Gary Smith wanted to reduce his working days at Pimlico Plumbers following a heart attack.
The Court of Appeal agreed with tribunal that said he was entitled to basic workers’ rights although he was technically self-employed.
The decision is the latest to side with workers in a flexible workforce.
This is the highest court to consider such a case and the ruling will now be closely read by others with similar disputes, many of whom will work for businesses in the so-called “gig” economy such as Uber drivers.
The case is about the distinction between Mr Smith’s status as either a self-employed contractor or a worker for the company.
He was VAT-registered, and paying tax on a self-employed basis, but worked solely for Pimlico Plumbers for six years.
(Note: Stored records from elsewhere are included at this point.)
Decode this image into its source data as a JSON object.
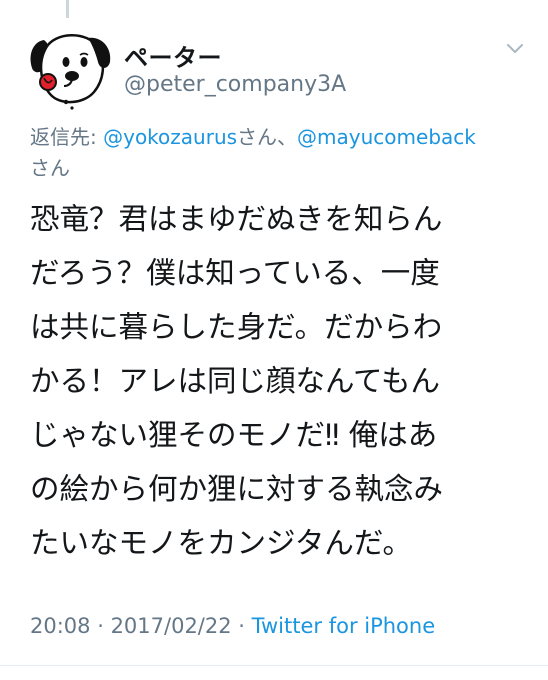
{
  "author": {
    "display_name": "ペーター",
    "handle": "@peter_company3A",
    "avatar_icon": "dog-avatar-icon"
  },
  "menu": {
    "caret_icon": "chevron-down-icon"
  },
  "reply_context": {
    "prefix": "返信先: ",
    "mention_1": "@yokozaurus",
    "san_1": "さん、",
    "mention_2": "@mayucomeback",
    "san_2": "さん"
  },
  "tweet": {
    "lines": [
      "恐竜？君はまゆだぬきを知らん",
      "だろう？僕は知っている、一度",
      "は共に暮らした身だ。だからわ",
      "かる！アレは同じ顔なんてもん",
      "じゃない狸そのモノだ‼︎ 俺はあ",
      "の絵から何か狸に対する執念み",
      "たいなモノをカンジタんだ。"
    ]
  },
  "meta": {
    "time": "20:08",
    "separator_1": " · ",
    "date": "2017/02/22",
    "separator_2": " · ",
    "source": "Twitter for iPhone"
  },
  "colors": {
    "link_blue": "#1b95e0",
    "secondary_gray": "#657786",
    "text_dark": "#14171a",
    "divider": "#e6ecf0"
  }
}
After he suffered a heart attack in 2010, Mr Smith, from Kent, wanted to cut the five-day week, which he had been signed up to work with the firm, to three.
However, the firm refused and took away his branded van, which he had hired. He claims he was dismissed.
He argued that he was entitled to basic workers’ rights – which would include the national minimum wage and paid holiday and the ability to bring discrimination claims.
A previous employment tribunal found that the plumbers were workers – but not employees. The Court of Appeal has agreed with that decision, dismissing Pimlico Plumbers’ appeal.
Being given the status as workers means that they would be entitled to more rights than would be the case if they were self-employed and taking on work on totally freelance basis.